Coherence of the macro-fiscal scenario
As part of the assessment of the medium-term budgetary forecast underlying SP/2023, the recalculation exercise carried out by the CFP on the basis of the macroeconomic scenario and the policy measures foreseen in that budgetary programming document points to the deficit at 0.3% of GDP in 2023. This figure considers half of the budgetary cost foreseen by the MF for the measure of subsidization of natural gas to companies, as assumed by the CFP in the Economic and Fiscal Outlook 2023-2027 published in March; if the full cost of the measure were assumed, the deficit would be 0.5% of GDP. From 2024, the recalculation of the CFP indicates the return to a budget surplus. For this development, the behavior of interest charges, which in this exercise are significantly lower than those foreseen by the MF, is decisive. With regard to the debt ratio, the recalculation points to a sharper decrease in debt to 90.3% of GDP compared to the 92% of GDP presented in PE/2023.

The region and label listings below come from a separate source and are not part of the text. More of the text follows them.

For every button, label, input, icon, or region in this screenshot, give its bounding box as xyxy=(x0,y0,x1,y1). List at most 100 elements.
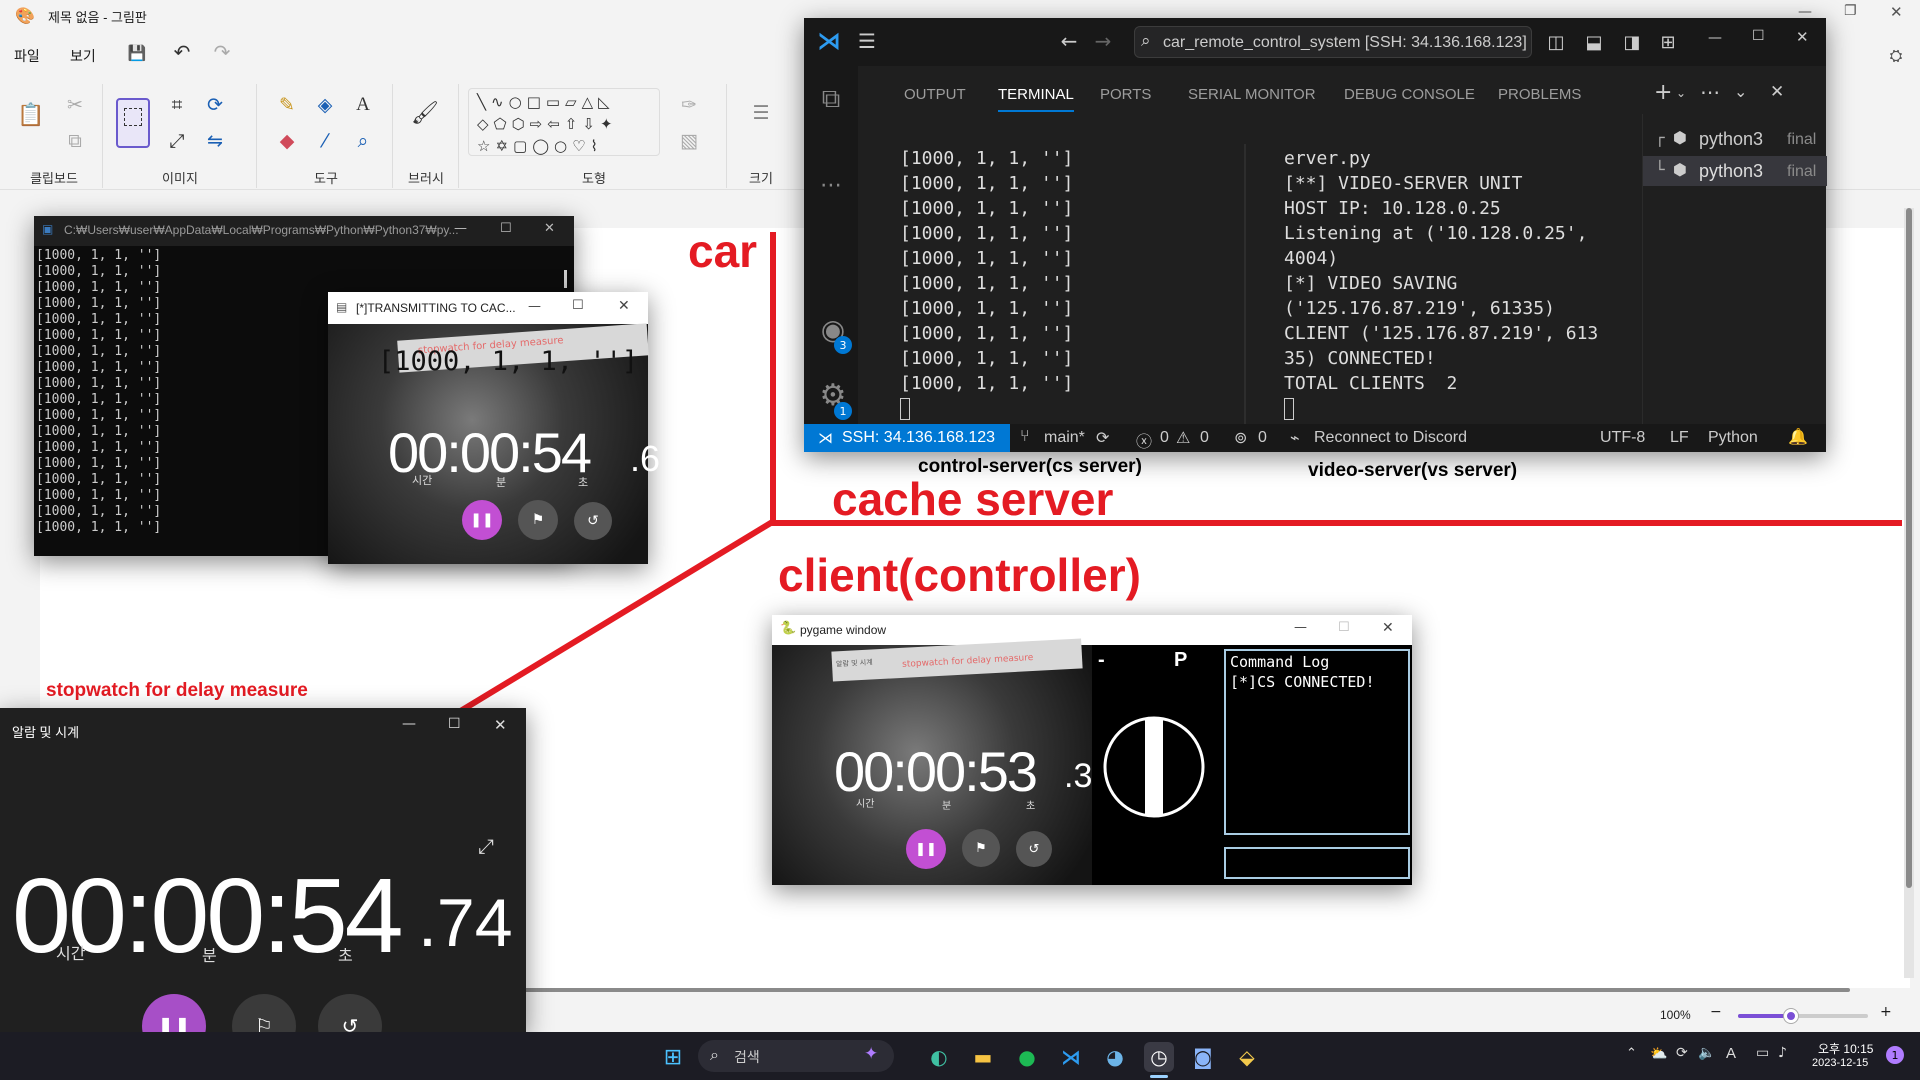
clock-app-taskbar-icon[interactable]: ◷ xyxy=(1144,1042,1174,1072)
terminal-dropdown-icon[interactable]: ⌄ xyxy=(1676,86,1686,100)
tray-display-icon[interactable]: ▭ xyxy=(1756,1045,1769,1061)
cut-icon[interactable]: ✂ xyxy=(62,92,88,118)
terminal-split-divider[interactable] xyxy=(1244,144,1246,424)
crop-icon[interactable]: ⌗ xyxy=(164,92,190,118)
paint-close-button[interactable]: ✕ xyxy=(1890,3,1903,21)
zoom-in-button[interactable]: + xyxy=(1880,1004,1892,1020)
tab-output[interactable]: OUTPUT xyxy=(904,86,966,103)
shapes-gallery[interactable]: ╲∿○□▭▱△◺ ◇⬠⬡⇨⇦⇧⇩✦ ☆✡▢◯○♡⌇ xyxy=(468,88,660,156)
vscode-window[interactable]: ⋊ ☰ ← → ⌕ car_remote_control_system [SSH… xyxy=(804,18,1827,452)
select-tool-button[interactable] xyxy=(116,98,150,148)
start-windows-icon[interactable]: ⊞ xyxy=(658,1042,688,1072)
zoom-slider[interactable] xyxy=(1738,1009,1868,1023)
git-branch[interactable]: main* xyxy=(1044,429,1085,447)
toggle-panel-icon[interactable]: ⬓ xyxy=(1582,30,1606,54)
back-arrow-icon[interactable]: ← xyxy=(1056,28,1082,54)
warning-count[interactable]: 0 xyxy=(1200,429,1209,447)
spotify-icon[interactable]: ● xyxy=(1012,1042,1042,1072)
transmit-window[interactable]: ▤ [*]TRANSMITTING TO CAC... — ☐ ✕ stopwa… xyxy=(328,292,660,564)
eraser-icon[interactable]: ◆ xyxy=(274,128,300,154)
alarm-maximize-button[interactable]: ☐ xyxy=(448,716,461,732)
forward-arrow-icon[interactable]: → xyxy=(1090,28,1116,54)
taskbar-clock-time[interactable]: 오후 10:15 xyxy=(1818,1040,1873,1057)
transmit-maximize-button[interactable]: ☐ xyxy=(572,298,584,313)
scrollbar-thumb[interactable] xyxy=(1906,208,1912,888)
outline-icon[interactable]: ✑ xyxy=(676,92,702,118)
fill-icon[interactable]: ◈ xyxy=(312,92,338,118)
zoom-out-button[interactable]: − xyxy=(1710,1004,1722,1020)
pygame-minimize-button[interactable]: — xyxy=(1294,620,1307,635)
alarm-minimize-button[interactable]: — xyxy=(402,716,416,732)
resize-icon[interactable]: ⤢ xyxy=(164,128,190,154)
file-explorer-icon[interactable]: ▬ xyxy=(968,1042,998,1072)
undo-icon[interactable]: ↶ xyxy=(170,40,194,64)
taskbar-clock-date[interactable]: 2023-12-15 xyxy=(1812,1057,1868,1069)
tray-ime-indicator[interactable]: A xyxy=(1726,1045,1736,1062)
brush-icon[interactable]: 🖌 xyxy=(411,100,439,126)
terminal-right-pane[interactable]: erver.py [**] VIDEO-SERVER UNIT HOST IP: 1… xyxy=(1284,146,1634,420)
maximize-panel-icon[interactable]: ⌄ xyxy=(1734,82,1747,101)
canvas-vertical-scrollbar[interactable] xyxy=(1904,208,1914,978)
size-icon[interactable]: ☰ xyxy=(748,100,774,126)
vscode-minimize-button[interactable]: — xyxy=(1708,30,1722,46)
pygame-close-button[interactable]: ✕ xyxy=(1382,620,1394,636)
tray-sync-icon[interactable]: ⟳ xyxy=(1676,1045,1688,1061)
share-icon[interactable]: ⛭ xyxy=(1884,44,1908,68)
discord-status[interactable]: Reconnect to Discord xyxy=(1314,429,1467,447)
notifications-bell-icon[interactable]: 🔔 xyxy=(1788,427,1808,447)
alarm-close-button[interactable]: ✕ xyxy=(494,716,507,734)
terminal-tab-1[interactable]: ┌ ⬢ python3 final xyxy=(1643,124,1827,154)
copy-icon[interactable]: ⧉ xyxy=(62,128,88,154)
line-ending[interactable]: LF xyxy=(1670,429,1689,447)
menu-hamburger-icon[interactable]: ☰ xyxy=(854,28,880,54)
menu-file[interactable]: 파일 xyxy=(14,46,40,66)
explorer-icon[interactable]: ⧉ xyxy=(816,84,846,114)
transmit-close-button[interactable]: ✕ xyxy=(618,298,630,314)
vscode-close-button[interactable]: ✕ xyxy=(1796,28,1809,46)
more-views-icon[interactable]: ⋯ xyxy=(816,170,846,200)
tab-serial-monitor[interactable]: SERIAL MONITOR xyxy=(1188,86,1316,103)
console-close-button[interactable]: ✕ xyxy=(544,221,555,236)
zoom-slider-thumb[interactable] xyxy=(1784,1009,1798,1023)
tray-volume-icon[interactable]: 🔈 xyxy=(1698,1045,1715,1061)
rotate-icon[interactable]: ⟳ xyxy=(202,92,228,118)
tab-terminal[interactable]: TERMINAL xyxy=(998,86,1074,103)
paint-maximize-button[interactable]: ❐ xyxy=(1844,3,1857,19)
notification-badge[interactable]: 1 xyxy=(1886,1046,1904,1064)
ports-count[interactable]: 0 xyxy=(1258,429,1267,447)
encoding[interactable]: UTF-8 xyxy=(1600,429,1645,447)
edge-browser-icon[interactable]: ◐ xyxy=(924,1042,954,1072)
terminal-left-pane[interactable]: [1000, 1, 1, ''] [1000, 1, 1, ''] [1000, 1… xyxy=(900,146,1190,420)
color-picker-icon[interactable]: ⁄ xyxy=(312,128,338,154)
flip-icon[interactable]: ⇋ xyxy=(202,128,228,154)
transmit-minimize-button[interactable]: — xyxy=(528,299,541,314)
tray-chevron-icon[interactable]: ⌃ xyxy=(1626,1046,1637,1061)
command-input-box[interactable] xyxy=(1224,847,1410,879)
command-center-search[interactable]: ⌕ car_remote_control_system [SSH: 34.136… xyxy=(1134,26,1532,58)
tab-ports[interactable]: PORTS xyxy=(1100,86,1151,103)
pygame-maximize-button[interactable]: ☐ xyxy=(1338,620,1350,635)
console-maximize-button[interactable]: ☐ xyxy=(500,221,512,236)
expand-icon[interactable]: ⤢ xyxy=(474,834,498,858)
toggle-secondary-sidebar-icon[interactable]: ◨ xyxy=(1620,30,1644,54)
camera-icon[interactable]: ◙ xyxy=(1188,1042,1218,1072)
toggle-sidebar-icon[interactable]: ◫ xyxy=(1544,30,1568,54)
alarm-clock-window[interactable]: 알람 및 시계 — ☐ ✕ ⤢ 00:00:54 .74 시간 분 초 ❚❚ ⚐… xyxy=(0,708,526,1058)
paste-icon[interactable]: 📋 xyxy=(17,102,44,128)
save-icon[interactable]: 💾 xyxy=(126,42,148,64)
menu-view[interactable]: 보기 xyxy=(70,46,96,66)
terminal-tab-2[interactable]: └ ⬢ python3 final xyxy=(1643,156,1827,186)
tab-debug-console[interactable]: DEBUG CONSOLE xyxy=(1344,86,1475,103)
console-scrollbar[interactable] xyxy=(564,270,567,288)
console-minimize-button[interactable]: — xyxy=(454,221,467,236)
remote-indicator[interactable]: ⋊ SSH: 34.136.168.123 xyxy=(804,424,1010,452)
magnifier-icon[interactable]: ⌕ xyxy=(350,128,376,154)
taskbar-search-box[interactable]: ⌕ 검색 ✦ xyxy=(698,1040,894,1072)
pencil-icon[interactable]: ✎ xyxy=(274,92,300,118)
vscode-taskbar-icon[interactable]: ⋊ xyxy=(1056,1042,1086,1072)
shape-fill-icon[interactable]: ▧ xyxy=(676,128,702,154)
pygame-window[interactable]: 🐍 pygame window — ☐ ✕ 알람 및 시계 stopwatch … xyxy=(772,615,1412,885)
paint-taskbar-icon[interactable]: ◕ xyxy=(1100,1042,1130,1072)
sync-icon[interactable]: ⟳ xyxy=(1096,428,1109,448)
redo-icon[interactable]: ↷ xyxy=(210,40,234,64)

Multiannual Public Expenditure Framework
The draft update of the Multiannual Public Expenditure Framework (MPEF) annexed to the SP/2023 considers an upward revision of the total expenditure limits of the Central Administration and Social Security for the years 2024 to 2027, keeping unchanged the limit for 2023 of the MFPE approved by the Law of Major Options (Law no. 24-C/2022, of December 30). This draft update of the MPEF incorporates an increase in the total expenditure limit in all years, in particular in 2025, highlighting, in addition to the charges with the management of the public debt, the increase of the expenditure limit of Social Security and CA programs in the social area. The biggest difference occurs in the Public Debt Management Program, whose upward update represents more than three-quarters of the projected revision. The financing of expenditure subject to the MPEF is also updated, reinforcing the weight of taxes, in contrast to European funds, as a result of the end of the RRP one year before (2026) the end of the SP's time horizon. The SP/2023 report does not clarify what causes the MPEF update. Nor is the compatibility of the expenditure limits of the multiannual framework and its financing, expressed from a cash perspective, with the budgetary targets set in national accounts in the SP demonstrated. This demonstration, which is not mandatory under the Budgetary Framework Law (BFL), even if it is implicit when considering the compatibility of the update of the MPEF with the medium-term budgetary objectives set out in the SP, would benefit budgetary transparency and accountability.